Mamma Mia! Phyllida Lloyd

Mamma Mia! Phyllida Lloyd
  As a straightforward and guileless adaptation of the hit musical, Mamma Mia! mostly succeeds, despite the fact that it is essentially two hours of celebrity ABBA karaoke with only a little vocal talent.

  Agnetha, Björn, Benny and Anni-Frid’s layered harmonies and catchy hooks lend themselves well to the popular musical format, adding some accessibility to a less euphoniously discerning crowd than perhaps a Sondheim musical might, with its angular harmonies and polyphony.

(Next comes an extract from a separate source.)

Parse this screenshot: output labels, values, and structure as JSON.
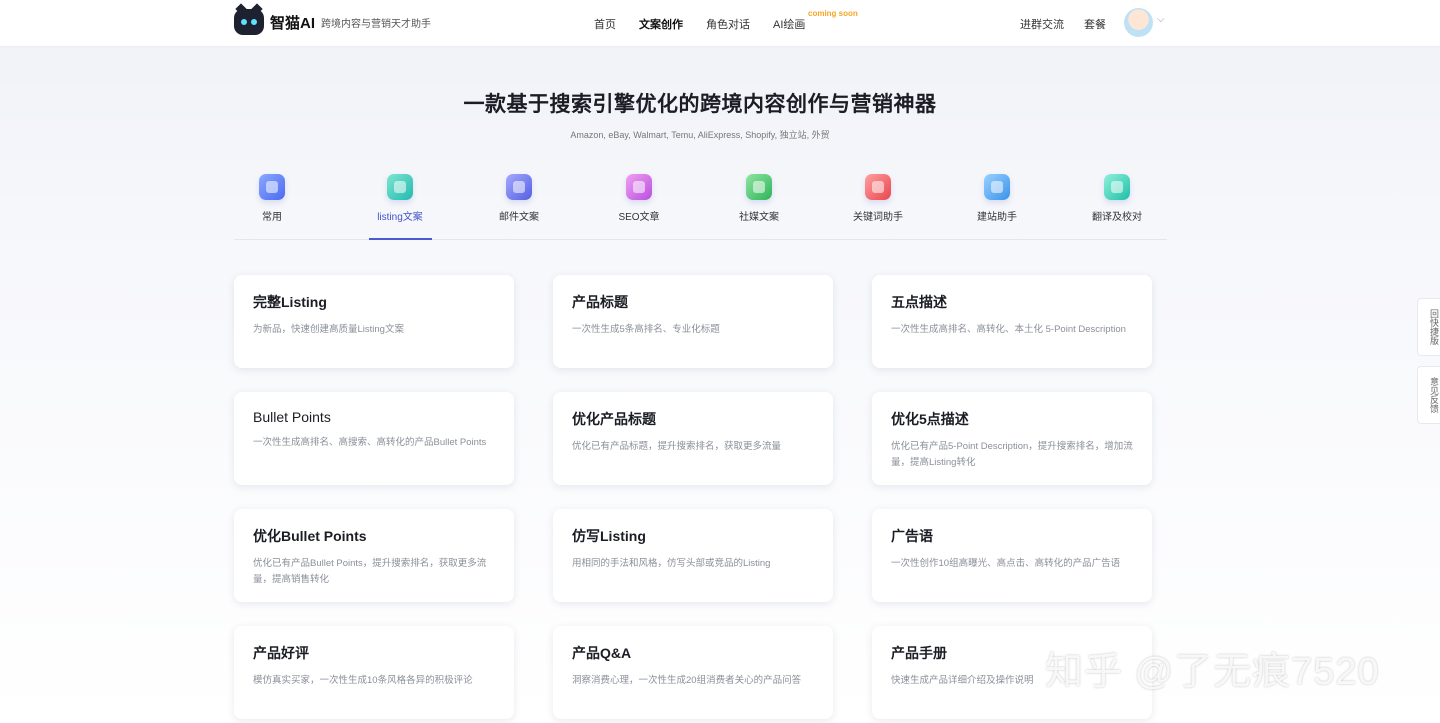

Understandably, this aggressively fluffy pop music is juxtaposed with an equally exuberant and almost psychotically optimistic plot about following one’s heart and knowing that love is love regardless of DNA and external genitalia.

  With her impending nuptials, 20-year-old Sophie (Amanda Seyfried, Bill’s oldest, anti-polygamist daughter on Big Love) is desperate to find her real father, whose identity has been kept hidden by her mother Donna (Meryl Streep). After uncovering her mother’s diary, Sophie quickly finds out the reason that her mother has been so secretive about her patriarchal roots.

  It seems that back in the day, Donna got pelvic with three different men in a very short period of time, which means that the father could be Sam (Pierce Brosnan), Bill (Stellan Skarsgard) or Harry (Colin Firth). In an effort to solve the mystery, Sophie invites all three men to her wedding, much to the surprise of her mother, and her mother’s lifelong girlfriends (Julie Walters and Christine Baranski).

  As surely as cynics will scoff at the unrealistic character reactions, occasionally crappy singing and frequently sloppy transitions between songs, ABBA-loving optimists will be tapping their toes along to each musical number and delighting in the sheer undeniable whimsy and spirit.

  Director Phyllida Lloyd has opted for an edited, musical montage approach to the film rather than the choreographed soundstage method of other recent musicals like Enchanted and Hairspray. The result is decent and engaging, even if there are occasional moments similar to early ’90s music videos where ingénues wear overly emotional expressions on their faces while singing at the camera.

  The question that most people will invariably ask about Mamma Mia! is can the actors sing? The answer is both yes and no. Amanda Seyfried is impressive all around, proving herself as a bankable star, which is especially significant considering that she is standing next to the multi-talented Meryl Streep, who herself has some solid pipes.